Очередной праздник города благополучно завершился, но отдельное мероприятие в рамках празднования хотелось бы выделить особо. Помимо народных гуляний и всевозможных культурно-массовых мероприятий, организованных правительством Москвы, наряду с многочисленными концертами, спортивными и бытовыми развлечениями, вновь прошел конкурс, и состоялось награждение авторов лучших песен о нашей столице. Одним из победителей стал Владимир Шиленский. Коллектив журнала искренне поздравляет лауреата, желает дальнейших успехов и надеется, что данное событие благотворно отразится на его поэтическом пути. Специально для журнала Володя поделился своими впечатлениями о состоявшейся церемонии награждения и о том, через какие «тяготы и лишения» пришлось пройти конкурсанту, прежде чем оказаться в десятке лучших.
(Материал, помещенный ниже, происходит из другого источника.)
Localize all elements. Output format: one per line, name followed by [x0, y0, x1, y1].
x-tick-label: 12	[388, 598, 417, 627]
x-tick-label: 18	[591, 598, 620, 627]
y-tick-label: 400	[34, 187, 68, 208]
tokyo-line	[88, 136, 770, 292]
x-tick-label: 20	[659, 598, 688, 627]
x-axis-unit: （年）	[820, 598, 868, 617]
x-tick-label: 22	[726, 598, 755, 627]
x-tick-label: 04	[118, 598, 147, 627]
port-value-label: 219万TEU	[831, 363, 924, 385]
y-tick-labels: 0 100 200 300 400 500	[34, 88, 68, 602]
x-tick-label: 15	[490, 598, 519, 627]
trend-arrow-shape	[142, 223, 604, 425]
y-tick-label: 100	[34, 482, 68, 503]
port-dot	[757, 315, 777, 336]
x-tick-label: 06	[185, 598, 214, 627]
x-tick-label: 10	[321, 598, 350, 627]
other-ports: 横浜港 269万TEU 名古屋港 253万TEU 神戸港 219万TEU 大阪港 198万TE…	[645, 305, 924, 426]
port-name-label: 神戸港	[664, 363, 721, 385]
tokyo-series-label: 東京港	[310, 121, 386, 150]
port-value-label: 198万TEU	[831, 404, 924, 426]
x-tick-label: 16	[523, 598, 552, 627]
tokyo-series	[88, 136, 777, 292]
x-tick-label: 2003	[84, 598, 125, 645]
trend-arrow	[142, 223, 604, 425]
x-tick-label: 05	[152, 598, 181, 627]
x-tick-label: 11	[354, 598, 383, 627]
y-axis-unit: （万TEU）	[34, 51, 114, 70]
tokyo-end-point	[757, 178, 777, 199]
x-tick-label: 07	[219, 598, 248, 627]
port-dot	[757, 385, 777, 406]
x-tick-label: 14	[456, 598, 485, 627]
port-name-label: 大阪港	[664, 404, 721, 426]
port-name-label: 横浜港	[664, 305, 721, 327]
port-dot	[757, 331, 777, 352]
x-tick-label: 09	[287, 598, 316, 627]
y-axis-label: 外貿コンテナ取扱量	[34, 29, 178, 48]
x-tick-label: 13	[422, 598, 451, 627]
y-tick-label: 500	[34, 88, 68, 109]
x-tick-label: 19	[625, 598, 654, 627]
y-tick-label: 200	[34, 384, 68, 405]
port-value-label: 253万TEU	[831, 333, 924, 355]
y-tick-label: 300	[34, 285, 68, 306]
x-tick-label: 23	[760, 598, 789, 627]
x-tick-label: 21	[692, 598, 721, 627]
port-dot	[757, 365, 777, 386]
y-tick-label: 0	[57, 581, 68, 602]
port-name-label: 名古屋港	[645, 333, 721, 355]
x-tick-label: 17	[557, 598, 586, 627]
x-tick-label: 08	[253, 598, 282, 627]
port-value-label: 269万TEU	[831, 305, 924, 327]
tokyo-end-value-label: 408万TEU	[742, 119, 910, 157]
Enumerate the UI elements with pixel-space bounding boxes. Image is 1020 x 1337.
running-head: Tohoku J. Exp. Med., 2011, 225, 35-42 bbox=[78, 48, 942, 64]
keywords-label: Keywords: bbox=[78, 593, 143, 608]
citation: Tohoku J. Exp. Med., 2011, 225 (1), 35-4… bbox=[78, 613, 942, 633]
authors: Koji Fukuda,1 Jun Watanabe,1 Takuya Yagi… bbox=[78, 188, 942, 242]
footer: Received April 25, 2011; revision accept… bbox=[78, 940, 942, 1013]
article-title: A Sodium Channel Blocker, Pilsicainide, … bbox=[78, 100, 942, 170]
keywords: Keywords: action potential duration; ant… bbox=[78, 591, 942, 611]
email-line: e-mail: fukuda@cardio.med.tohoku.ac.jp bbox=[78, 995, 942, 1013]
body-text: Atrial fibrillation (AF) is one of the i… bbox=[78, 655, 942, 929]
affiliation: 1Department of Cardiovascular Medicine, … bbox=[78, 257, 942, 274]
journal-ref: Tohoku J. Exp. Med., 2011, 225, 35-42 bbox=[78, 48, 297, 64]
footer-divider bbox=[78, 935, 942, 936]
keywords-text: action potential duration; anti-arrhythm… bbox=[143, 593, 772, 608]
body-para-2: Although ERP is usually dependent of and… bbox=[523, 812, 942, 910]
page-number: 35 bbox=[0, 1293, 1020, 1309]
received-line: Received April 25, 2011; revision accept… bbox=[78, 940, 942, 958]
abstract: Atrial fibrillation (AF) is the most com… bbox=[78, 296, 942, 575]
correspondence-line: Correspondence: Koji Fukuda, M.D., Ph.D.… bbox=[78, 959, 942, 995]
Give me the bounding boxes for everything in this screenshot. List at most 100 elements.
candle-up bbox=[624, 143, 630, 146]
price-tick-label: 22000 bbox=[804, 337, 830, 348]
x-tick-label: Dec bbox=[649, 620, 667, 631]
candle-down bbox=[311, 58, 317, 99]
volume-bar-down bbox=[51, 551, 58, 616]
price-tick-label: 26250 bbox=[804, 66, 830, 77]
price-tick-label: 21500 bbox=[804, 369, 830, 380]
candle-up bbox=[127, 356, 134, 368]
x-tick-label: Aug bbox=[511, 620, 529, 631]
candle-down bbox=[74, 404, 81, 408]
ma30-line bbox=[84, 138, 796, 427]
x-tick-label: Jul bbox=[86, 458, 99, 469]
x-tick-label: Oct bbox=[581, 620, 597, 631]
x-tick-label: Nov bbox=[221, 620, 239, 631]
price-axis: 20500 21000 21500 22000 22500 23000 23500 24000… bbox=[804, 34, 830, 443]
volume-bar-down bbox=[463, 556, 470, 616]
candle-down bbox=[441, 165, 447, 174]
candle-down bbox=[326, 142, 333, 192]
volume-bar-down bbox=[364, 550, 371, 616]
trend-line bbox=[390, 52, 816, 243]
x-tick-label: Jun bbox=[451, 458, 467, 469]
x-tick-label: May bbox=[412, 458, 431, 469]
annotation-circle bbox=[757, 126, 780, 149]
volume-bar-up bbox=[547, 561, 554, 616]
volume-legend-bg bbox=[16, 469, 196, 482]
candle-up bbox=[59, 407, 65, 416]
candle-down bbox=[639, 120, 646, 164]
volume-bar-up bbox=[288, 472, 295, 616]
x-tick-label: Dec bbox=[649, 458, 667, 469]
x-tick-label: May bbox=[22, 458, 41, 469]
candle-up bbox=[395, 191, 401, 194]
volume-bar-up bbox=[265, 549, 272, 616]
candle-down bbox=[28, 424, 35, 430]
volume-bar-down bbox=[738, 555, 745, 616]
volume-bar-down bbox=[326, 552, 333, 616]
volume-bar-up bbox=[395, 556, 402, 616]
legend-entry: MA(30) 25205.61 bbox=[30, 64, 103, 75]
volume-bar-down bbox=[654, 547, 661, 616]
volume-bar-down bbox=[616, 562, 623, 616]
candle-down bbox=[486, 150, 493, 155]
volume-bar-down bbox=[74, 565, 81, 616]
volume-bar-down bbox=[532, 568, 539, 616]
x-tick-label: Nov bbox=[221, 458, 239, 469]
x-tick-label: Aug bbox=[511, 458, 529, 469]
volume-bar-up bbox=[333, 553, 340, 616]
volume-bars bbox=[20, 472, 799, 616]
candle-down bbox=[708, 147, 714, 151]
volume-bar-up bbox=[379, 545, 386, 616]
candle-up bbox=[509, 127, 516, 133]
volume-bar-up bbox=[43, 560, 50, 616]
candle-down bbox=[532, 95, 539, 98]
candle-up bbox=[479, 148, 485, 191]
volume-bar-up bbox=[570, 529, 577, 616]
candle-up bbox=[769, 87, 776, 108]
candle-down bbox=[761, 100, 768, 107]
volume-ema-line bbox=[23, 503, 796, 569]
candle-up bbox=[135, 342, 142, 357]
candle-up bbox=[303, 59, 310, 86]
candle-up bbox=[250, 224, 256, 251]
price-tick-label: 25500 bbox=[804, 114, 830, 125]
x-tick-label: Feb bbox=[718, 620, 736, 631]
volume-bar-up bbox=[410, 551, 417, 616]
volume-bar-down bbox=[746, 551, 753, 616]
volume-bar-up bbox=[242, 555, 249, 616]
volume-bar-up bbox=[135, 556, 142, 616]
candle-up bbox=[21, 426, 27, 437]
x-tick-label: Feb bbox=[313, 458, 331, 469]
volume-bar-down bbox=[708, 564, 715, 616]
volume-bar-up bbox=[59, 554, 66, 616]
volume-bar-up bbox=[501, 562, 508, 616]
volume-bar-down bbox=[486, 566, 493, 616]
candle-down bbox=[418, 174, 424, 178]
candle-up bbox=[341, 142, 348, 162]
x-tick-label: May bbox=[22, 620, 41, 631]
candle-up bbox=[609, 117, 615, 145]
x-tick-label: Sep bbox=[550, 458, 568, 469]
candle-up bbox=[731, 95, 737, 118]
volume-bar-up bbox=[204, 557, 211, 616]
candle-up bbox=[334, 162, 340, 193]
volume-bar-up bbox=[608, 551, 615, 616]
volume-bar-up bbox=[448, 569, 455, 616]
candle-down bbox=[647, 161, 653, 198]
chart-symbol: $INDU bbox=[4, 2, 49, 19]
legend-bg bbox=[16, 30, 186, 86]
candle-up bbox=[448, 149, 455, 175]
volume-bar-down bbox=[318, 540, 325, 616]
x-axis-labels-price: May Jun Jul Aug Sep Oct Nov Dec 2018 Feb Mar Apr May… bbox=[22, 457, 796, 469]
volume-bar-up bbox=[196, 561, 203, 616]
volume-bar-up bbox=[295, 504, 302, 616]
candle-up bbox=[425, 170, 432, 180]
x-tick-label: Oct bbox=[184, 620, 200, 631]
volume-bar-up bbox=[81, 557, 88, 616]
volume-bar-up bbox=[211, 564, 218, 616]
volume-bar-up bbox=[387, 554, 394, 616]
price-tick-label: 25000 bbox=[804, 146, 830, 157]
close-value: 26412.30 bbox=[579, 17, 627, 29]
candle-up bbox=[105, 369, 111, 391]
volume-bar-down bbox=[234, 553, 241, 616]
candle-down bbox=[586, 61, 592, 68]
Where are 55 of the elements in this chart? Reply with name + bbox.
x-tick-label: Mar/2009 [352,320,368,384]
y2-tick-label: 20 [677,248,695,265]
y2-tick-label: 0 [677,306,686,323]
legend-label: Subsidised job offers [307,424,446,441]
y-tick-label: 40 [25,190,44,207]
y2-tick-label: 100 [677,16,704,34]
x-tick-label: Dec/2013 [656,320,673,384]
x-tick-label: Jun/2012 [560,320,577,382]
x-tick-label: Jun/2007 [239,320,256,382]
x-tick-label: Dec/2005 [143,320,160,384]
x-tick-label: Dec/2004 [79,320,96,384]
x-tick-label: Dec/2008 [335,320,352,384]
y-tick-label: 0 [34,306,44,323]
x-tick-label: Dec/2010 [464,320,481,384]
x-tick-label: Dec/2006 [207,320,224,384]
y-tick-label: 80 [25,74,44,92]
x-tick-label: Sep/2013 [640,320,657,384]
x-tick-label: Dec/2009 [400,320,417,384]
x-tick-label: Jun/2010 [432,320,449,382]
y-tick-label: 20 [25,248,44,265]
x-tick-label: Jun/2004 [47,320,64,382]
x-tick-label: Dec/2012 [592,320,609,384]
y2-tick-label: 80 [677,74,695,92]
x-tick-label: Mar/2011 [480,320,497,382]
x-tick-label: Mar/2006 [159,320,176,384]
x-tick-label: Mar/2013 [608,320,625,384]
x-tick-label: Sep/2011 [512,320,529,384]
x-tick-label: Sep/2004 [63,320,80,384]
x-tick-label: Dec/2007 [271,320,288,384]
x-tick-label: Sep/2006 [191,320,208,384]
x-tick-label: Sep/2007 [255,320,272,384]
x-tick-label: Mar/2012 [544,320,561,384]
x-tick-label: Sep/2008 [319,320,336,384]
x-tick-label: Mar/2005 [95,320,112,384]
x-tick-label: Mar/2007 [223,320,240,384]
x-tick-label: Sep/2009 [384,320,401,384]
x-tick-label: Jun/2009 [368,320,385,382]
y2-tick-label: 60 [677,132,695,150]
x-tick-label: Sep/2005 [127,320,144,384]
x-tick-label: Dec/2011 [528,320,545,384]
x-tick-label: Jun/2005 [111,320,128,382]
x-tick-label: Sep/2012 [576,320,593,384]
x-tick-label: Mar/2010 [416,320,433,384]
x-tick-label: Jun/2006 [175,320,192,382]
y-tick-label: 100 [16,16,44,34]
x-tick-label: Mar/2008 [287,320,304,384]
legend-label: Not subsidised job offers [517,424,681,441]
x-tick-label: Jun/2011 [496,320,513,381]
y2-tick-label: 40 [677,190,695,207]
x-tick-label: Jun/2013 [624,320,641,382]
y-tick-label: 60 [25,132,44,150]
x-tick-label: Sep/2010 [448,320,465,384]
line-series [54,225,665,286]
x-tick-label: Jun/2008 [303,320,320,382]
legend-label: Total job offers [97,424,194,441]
— Владимир, в одном из первых номеров журнала «Шансон — Вольная Песня» текстами твоих «песенок для взрослых», как ты их называешь, мы открыли рубрику «Поэтический полигон». Стихотворение называлось «В городе этом». В сентябре на конкурсе песен о Москве за произведение «В городе этом» ты получаешь специальный приз правительства Москвы. В октябре выходит альбом и называется он также «В городе этом». Как давно ты начал сочинять в этом городе и что этот город вручил тебе в качестве приза?
— Я начал сочинять стихи в четырнадцать лет, еще через четырнадцать стал придумывать песенки, и вот, спустя еще четырнадцать, появляется первый альбом. На радиостанциях мои песенки звучат с 2002 года («Алмазный бизнес», «Кадиллак цвета кокаина», «Блюз окраин», «Лондон», «Пока я не остыл»). Их исполнял Олег Дикий. Через год другие песенки запела Катерина Голицына («Духи с ароматом свободы», «Пропащая русалка», «Непрошеный гость», «Золотой самородок»). За последние пять лет, уже в моем исполнении, двадцать вещей вошли в несколько десятков сборников. Но если учесть, что у меня около трехсот текстов, а аранжировки сделаны пока лишь на тридцать... Но претензий ни к кому нет. Есть грандиозные планы. То, что мою песенку «В городе этом» заметили на конкурсе «Дорогая моя столица», как раз нечастая, увы, победа духа над деньгами.
— Так чем тебя наградили?
— Цветочки, вазочка, диплом. Но главное-то — возможность спеть перед москвичами в День города. Я пел «Пятиэтажку» и в «Городе этом» на площадке Северного округа на Речном вокзале (вживую), и на Тверской (правда, уже под «плюс» и только «В городе...»). Особенно радовалась моя матушка. А сама песенка была записана на студии еще весной, так что специально для конкурса я, конечно, ничего не писал. Появление же моих текстов в «Поэтическом полигоне» говорит о высоком профессионализме и порядочности сотрудников вашего журнала. Очень важное для меня событие, — появление этого интервью. У меня многое в эту осень впервые. Может быть, пришло время. А так живу — делаю, что должно, и будь что будет. Сейчас записываю третий альбом, собираю живой состав...
— Ну, хорошо, двадцать восемь лет ты пишешь слова, а еще чем занимаешься?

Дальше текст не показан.